Born in 1968, i started singing in the opera choir of Dresden, still former Eastern Germany, at the age of 8. About 17 years later, the wall was not long down, i studied Jazz-saxophone. For me, the preferred method for opening up music, instruments and people was and is improvisation: exploratory, communicative and connecting.

In love with the rapidly growing diversity of traditions, merging cultures and technology it feels impossible to keep just one perspective. To become familiar with them all, however, proved illusory, i’ll always speak with an accent. So i’m trying to form sonic experiences that incorporate the current scope and the intensity of changes and influences.

This includes composing and performance, constructing sound sculptures, instruments and installations as well as exploring the human voice’s potential (like polyphonic overtone singing, extended and extreme vocals), the research of physics and perception of sound, and climbing down to the mathematical basement of music.

Playing saxophone in Funk and (Free) Jazz groups was not the worst thing to start from.
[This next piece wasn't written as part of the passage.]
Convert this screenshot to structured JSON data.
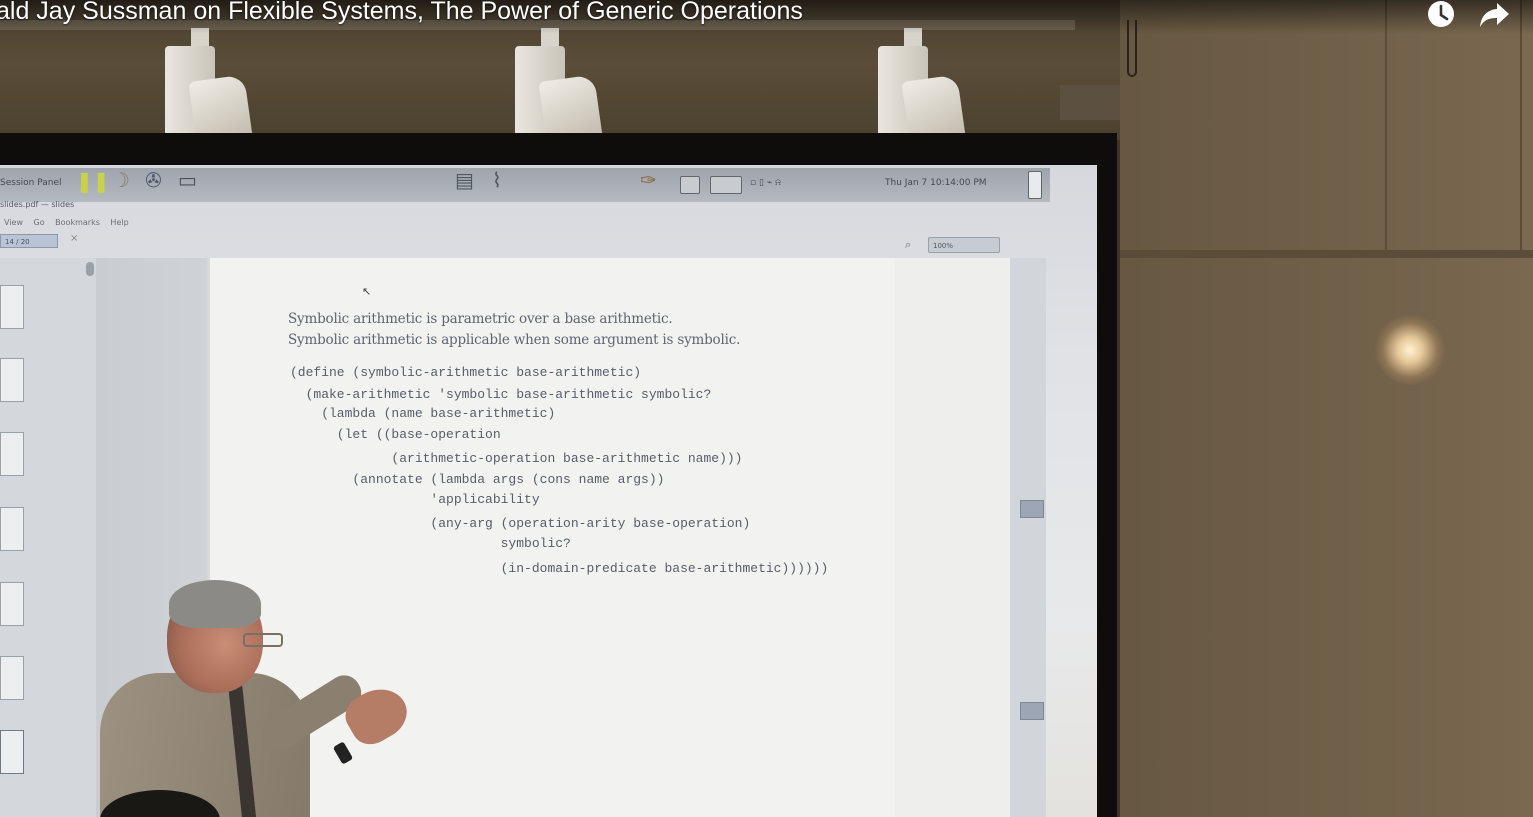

But rather than by the western view on being a skilled, virtuoso musician, i found myself attracted to slowness and the idea of simplexity: think of a magnifying glass for music.

Most influential in the beginning was a brief encounter with American sculptor Bob Ruthman and his way to create sound with bows and metal. Around the same time, 1992, i met Art blacksmith Peter Pechman who has been a friend and teacher ever since. Now sound itself, the evolving spectrum, is my favorite material to work with. And sonic archeology became my vehicle for journeys back and forth in time as Chrononaut.

The longer i travel with my lazy instrument, Stahlcello, the more wishes realise, in touch with musicians and ensembles of various origins, from early music and ethnic traditions, pop and jazz to classical or contemporary frameworks. Together with the STAHLQUARTETT, my main project, we’re playing throughout the western music history – in slow motion.

And yes, i really like to involve or to play along with birds, ship horns, intersections, choirs, scrap yards, trees, trains, orchestras, building sites, water and wind, robots, organs, power stations, temple bells, military parades, bees, cities, mines, brain waves, glaciers, space probes …

What drives me?

Living in so fast-moving times allows for observations never before possible. A vast darkness in our cosmological outlook, the doom of spacetime, incomprehensible oddities that come with quantum physics, the mismatch of the central puzzle pieces, event horizons wherever we look, chaotic uncertainty, these counterintuitively many dimensions, Gödel’s logical limit, Penrose’s non-computability, the hard problem of consciousness, and some other equally incorrigible troublemakers such as our narrowed mental and sensory capacity or the opaque load of all knowledge ever gained meet up with superstition, bias, cognitive dissonance, lowest common denominator and other collective behaviour patterns, strategic ignorance, managed opinions or just daily convenience…

Simplified to death:

Supposedly eternal, Good, Thruth and Beauty are fleeting and the smarter we get, the smarter we fool ourselves. Perhaps we’ve reached a point where the fundamental incompleteness of our assumptions and beliefs itself could turn into the next fascinating source of insight. – How?

How should i know!

How to fulfill or escape this vicious circle in which innocence becomes curiosity, then comprehension, later competence and comfort, finally ignorance (…and hopefully from the beginning again…) ?

Hmmm, now an apple….

Dieter Beckert, the great german brachial romantic, coined it (to betray a secret):
I know that i know nothing, … but i’m playing dumb.